Earlier today, O’Reilly found itself at the center of a controversy on the popular news site, digg.com. Steve Mallett, O’Reilly Network editor and blogger, was very publicly accused, via a Digg story, of stealing Digg’s CSS pages. The story was voted up rapidly and made the homepage, acquiring thousands of diggs (thumbs-up) from the Digg community along the way. There was only one problem: Steve didn’t steal Digg’s CSS pages.

The real story is that Steve’s iTunesLove.com and LinuxFilter sites are built on Pligg, an open source project that recreates the user, story, and voting backends behind Digg. Pligg in turn is based on a Spanish Digg clone, Menéame, and Menéame is where the copying originally took place. Pligg copied Digg’s CSS files, so Steve’s sites had them too. Steve had assumed the open source code didn’t violate copyrights, as we all do, and was surprised to learn otherwise. Things were muddied because Steve had been automatically [update: Steve says there were no bots involved] submitting stories from his other sites to Digg (because a Digg front-page story gets a lot of traffic), which leant credence to the claim of “spammer” made by the poster of the “Steve’s stealing Digg’s CSS” post. The main claim of stealing CSS was superficially true, but substantially false.

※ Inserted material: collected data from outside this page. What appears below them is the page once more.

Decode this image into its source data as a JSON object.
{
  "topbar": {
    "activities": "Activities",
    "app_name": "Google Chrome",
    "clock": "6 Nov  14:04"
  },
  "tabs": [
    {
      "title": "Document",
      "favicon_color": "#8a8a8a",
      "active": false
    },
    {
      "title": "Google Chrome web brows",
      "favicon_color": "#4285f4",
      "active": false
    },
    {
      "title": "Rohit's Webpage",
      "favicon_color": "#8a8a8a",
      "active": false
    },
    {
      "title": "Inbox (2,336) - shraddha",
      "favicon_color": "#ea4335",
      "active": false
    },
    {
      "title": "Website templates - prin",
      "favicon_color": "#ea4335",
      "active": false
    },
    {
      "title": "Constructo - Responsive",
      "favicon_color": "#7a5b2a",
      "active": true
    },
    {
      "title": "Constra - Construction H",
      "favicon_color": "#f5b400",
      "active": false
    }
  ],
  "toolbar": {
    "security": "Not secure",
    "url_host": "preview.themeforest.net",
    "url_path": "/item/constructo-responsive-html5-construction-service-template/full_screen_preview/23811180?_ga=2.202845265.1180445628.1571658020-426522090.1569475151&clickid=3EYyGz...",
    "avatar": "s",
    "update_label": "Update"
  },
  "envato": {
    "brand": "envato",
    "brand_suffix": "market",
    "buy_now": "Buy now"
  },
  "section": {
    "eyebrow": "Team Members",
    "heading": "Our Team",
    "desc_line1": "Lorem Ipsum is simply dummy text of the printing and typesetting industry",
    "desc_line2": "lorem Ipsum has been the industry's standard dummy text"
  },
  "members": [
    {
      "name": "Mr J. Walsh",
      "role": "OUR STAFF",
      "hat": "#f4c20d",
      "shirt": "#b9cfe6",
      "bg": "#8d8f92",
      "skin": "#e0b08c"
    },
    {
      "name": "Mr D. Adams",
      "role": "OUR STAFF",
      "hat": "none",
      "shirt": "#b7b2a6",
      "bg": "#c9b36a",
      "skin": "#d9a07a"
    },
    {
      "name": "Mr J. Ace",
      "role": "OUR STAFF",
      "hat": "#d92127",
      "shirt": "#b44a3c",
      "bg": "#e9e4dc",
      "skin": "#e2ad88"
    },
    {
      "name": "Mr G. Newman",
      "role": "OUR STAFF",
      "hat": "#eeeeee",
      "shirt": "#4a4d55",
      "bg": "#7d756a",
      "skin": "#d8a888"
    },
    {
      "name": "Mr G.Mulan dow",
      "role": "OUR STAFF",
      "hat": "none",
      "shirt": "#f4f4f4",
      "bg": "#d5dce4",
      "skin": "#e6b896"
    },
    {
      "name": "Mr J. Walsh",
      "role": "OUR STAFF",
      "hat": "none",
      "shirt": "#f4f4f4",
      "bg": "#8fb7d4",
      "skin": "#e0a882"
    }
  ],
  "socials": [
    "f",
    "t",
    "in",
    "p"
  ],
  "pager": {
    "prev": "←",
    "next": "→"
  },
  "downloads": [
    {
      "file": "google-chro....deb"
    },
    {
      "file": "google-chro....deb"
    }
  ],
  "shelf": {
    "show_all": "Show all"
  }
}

In the meantime, of course, there’s a small matter of hundreds of thousands of readers and thousands of active voters voting up the article about how “O’Reilly writer Steve Mallett” is a thief and a spammer. Only if you took the time to read through the hundreds of comments do you get to intrepid readers who tracked the copying back through Pligg (kudos to Digg reader caldroun, who was the first to identify pligg). But it was obvious by the rapidly-increasing Digg count that nobody was doing research (or even reading to see whether the claim had been refuted), they were simply indicating their condemnation of someone who had transgressed against the Digg community. The anonymous and quite pointed (“negative, but apparently true”, as one person put it) article was designed to raise maximum ire in the minimum of words.

This is a classic Web 2.0 problem: it’s hard to aggregate the wisdom of the crowd without aggregating their madness as well. In this case, the situation was amplified because it wasn’t just any site that Steve was accused of ripping off, it was the very site that the community belonged to and identified with. Every news site figures out what to do when thumbs-up turns to bums-up: Slashdot has issued retractions, often updates stories, and regularly posts collections of “further details on …” notes. BoingBoing updates stories as soon as new facts come to hand, even if it means they’ve admitted “whoops, that wasn’t true at all!”. It’s more complex with community sites, because editors don’t make the editorial decision to run a faulty story but nonetheless have to live with its consequences. And everyone has to deal with the situation when their site has been used to further someone else’s agenda. Digg is still learning how to deal with this, and I look forward to seeing how they tackle it in the future.